Les derniers développements dans le sahel syrien soulèvent la question de la transition de la Révolution syrienne au moment de formation d’un État légitime après la défaite de l’ancien régime de Bachar al-Assad.
Quels sont les défis spécifiques liés à la réconciliation nationale, à l'établissement d'institutions démocratiques et à la mise en œuvre d'un nouveau cadre constitutionnel, tout en tenant compte des multiples acteurs impliqués à la fois sur le plan national et international ?

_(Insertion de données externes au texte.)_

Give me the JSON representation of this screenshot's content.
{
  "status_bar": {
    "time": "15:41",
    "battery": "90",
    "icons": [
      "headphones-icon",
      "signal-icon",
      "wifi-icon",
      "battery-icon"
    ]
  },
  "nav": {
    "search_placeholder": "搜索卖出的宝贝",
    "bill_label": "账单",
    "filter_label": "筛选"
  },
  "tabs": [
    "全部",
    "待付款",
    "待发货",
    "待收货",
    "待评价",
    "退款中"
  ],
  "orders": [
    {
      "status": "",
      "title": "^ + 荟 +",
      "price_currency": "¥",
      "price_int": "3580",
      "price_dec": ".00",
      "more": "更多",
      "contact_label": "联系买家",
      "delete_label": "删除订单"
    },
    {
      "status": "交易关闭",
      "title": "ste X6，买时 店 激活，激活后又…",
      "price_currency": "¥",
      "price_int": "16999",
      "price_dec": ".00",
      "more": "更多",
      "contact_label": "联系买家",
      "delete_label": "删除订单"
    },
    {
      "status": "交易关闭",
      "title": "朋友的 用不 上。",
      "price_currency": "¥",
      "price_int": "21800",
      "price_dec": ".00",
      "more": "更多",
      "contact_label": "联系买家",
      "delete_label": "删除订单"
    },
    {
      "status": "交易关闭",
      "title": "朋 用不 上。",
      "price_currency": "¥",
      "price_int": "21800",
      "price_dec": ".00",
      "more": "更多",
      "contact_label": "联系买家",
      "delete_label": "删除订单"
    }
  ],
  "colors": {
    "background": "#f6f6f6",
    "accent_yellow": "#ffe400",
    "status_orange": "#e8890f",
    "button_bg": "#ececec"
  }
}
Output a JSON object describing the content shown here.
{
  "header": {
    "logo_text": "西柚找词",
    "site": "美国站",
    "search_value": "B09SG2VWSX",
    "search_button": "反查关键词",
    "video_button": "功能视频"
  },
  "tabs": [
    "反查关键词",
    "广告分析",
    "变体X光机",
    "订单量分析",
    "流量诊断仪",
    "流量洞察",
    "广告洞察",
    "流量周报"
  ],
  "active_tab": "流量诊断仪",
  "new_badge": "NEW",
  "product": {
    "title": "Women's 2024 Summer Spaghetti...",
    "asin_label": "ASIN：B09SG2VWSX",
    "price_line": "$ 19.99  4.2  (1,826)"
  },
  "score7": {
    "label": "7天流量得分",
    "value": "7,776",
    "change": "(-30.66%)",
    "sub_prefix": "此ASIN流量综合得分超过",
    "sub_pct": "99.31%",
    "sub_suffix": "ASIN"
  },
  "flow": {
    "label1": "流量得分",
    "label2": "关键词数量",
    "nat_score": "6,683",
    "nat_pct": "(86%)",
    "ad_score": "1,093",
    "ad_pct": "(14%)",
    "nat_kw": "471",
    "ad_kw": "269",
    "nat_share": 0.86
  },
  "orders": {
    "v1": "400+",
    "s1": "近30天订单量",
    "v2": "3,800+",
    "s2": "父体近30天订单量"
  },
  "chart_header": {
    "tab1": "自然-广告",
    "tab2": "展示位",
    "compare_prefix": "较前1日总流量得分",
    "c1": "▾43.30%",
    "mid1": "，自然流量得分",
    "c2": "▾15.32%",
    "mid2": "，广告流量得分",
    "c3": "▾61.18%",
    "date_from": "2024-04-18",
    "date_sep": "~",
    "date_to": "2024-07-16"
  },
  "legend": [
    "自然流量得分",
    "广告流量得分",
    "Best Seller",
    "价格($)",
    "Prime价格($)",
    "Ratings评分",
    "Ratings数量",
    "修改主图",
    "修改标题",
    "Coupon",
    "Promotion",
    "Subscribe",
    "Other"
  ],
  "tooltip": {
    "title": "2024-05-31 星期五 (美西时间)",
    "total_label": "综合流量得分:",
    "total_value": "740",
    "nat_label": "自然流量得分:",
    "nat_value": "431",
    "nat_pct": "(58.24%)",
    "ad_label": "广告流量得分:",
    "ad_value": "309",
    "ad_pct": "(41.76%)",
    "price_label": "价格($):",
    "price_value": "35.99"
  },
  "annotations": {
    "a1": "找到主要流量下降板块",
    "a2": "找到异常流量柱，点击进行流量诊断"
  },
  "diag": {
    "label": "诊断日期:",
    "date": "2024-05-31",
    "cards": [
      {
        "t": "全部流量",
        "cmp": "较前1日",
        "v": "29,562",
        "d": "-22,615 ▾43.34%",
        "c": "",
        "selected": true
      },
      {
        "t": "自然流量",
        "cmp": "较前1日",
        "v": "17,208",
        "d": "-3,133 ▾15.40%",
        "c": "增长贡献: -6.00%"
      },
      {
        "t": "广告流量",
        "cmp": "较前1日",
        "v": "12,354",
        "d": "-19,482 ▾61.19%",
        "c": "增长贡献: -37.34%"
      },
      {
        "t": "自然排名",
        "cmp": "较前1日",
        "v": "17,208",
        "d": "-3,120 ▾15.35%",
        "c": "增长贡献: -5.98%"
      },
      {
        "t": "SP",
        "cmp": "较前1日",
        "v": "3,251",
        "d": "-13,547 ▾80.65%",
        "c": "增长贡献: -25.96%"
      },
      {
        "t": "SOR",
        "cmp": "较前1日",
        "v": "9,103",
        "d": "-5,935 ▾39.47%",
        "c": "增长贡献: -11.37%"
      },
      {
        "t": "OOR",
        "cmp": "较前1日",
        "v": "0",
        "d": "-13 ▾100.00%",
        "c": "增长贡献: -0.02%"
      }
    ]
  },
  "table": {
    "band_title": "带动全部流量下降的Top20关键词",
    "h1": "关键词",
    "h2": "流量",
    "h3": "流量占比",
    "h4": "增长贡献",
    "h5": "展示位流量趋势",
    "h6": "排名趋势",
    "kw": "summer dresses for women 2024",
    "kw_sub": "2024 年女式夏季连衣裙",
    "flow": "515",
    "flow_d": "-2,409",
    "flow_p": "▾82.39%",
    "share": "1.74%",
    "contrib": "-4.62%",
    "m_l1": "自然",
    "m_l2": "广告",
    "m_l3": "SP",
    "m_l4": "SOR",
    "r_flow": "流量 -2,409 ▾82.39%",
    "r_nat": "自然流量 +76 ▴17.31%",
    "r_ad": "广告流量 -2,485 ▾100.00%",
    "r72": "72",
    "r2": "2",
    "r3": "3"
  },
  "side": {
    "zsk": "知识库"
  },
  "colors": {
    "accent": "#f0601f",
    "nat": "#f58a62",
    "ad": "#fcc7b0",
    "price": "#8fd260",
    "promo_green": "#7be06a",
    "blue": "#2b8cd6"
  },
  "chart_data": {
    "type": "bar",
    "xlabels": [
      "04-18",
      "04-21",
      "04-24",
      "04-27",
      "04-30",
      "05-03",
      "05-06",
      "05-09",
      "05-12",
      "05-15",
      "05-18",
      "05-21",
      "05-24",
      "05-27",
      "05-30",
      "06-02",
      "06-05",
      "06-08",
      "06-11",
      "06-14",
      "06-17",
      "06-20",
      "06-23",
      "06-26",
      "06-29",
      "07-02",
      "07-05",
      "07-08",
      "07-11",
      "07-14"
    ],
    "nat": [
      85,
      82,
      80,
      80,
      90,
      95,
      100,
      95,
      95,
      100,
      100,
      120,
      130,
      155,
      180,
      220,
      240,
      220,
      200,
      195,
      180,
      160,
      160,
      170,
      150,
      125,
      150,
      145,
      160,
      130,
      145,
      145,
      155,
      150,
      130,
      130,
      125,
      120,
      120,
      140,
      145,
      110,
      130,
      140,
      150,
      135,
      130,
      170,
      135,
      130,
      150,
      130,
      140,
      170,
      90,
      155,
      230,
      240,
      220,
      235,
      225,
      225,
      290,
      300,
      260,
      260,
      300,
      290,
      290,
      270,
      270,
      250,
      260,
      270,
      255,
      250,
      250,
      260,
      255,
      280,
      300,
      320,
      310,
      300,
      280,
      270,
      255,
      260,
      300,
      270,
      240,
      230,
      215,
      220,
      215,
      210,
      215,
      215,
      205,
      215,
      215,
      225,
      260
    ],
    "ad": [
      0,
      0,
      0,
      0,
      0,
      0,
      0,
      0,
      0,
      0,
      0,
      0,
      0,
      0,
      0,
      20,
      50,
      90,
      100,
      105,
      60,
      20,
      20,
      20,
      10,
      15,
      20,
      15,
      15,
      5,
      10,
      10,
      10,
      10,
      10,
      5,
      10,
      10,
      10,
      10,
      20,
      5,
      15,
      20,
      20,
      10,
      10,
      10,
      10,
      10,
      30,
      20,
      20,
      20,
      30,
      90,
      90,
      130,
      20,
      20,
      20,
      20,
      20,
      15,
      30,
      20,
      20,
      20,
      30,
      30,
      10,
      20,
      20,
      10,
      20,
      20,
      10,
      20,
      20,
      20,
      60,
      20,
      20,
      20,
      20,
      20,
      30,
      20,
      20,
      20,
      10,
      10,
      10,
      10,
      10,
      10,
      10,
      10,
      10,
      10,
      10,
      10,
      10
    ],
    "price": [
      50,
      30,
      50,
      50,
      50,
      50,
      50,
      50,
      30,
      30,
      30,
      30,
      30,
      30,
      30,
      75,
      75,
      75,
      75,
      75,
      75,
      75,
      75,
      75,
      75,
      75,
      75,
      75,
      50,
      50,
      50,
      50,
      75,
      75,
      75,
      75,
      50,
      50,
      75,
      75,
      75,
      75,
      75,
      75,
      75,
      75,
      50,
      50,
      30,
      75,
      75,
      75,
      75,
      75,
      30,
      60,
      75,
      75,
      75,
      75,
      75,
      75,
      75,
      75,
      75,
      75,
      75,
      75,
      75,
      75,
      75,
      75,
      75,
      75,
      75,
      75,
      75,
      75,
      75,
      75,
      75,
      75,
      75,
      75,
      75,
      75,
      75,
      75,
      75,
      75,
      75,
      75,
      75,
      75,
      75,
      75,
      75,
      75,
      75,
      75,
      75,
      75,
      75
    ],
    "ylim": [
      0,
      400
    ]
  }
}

Les origines de la révolution
Sous le régime de Bachar Al-Assad, la Syrie a connu une stagnation économique croissante, accentuée par le népotisme et la corruption au sein du régime. Les réformes économiques entreprises dans les années 2000 n’ont profité qu'à une élite restreinte, laissant la majorité de la population dans la pauvreté. Le mécontentement face aux violations des droits de l'homme et à la répression sanguinaire a finalement abouti à la demande d'un changement radical à travers des manifestations pacifiques.
Les inégalités sociales et économiques et le voisinage conflictuel, ont également contribué à une désillusion généralisée face à un État inefficace et oppressif.
Rappelons que c’était la capture et la torture d’un groupe de jeunes manifestants à Daraa, qui avaient graffiti les murs de la ville avec des slogans révolutionnaires inspirés par d'autres mouvements arabes, qui est à l’origine des manifestations publiques massives.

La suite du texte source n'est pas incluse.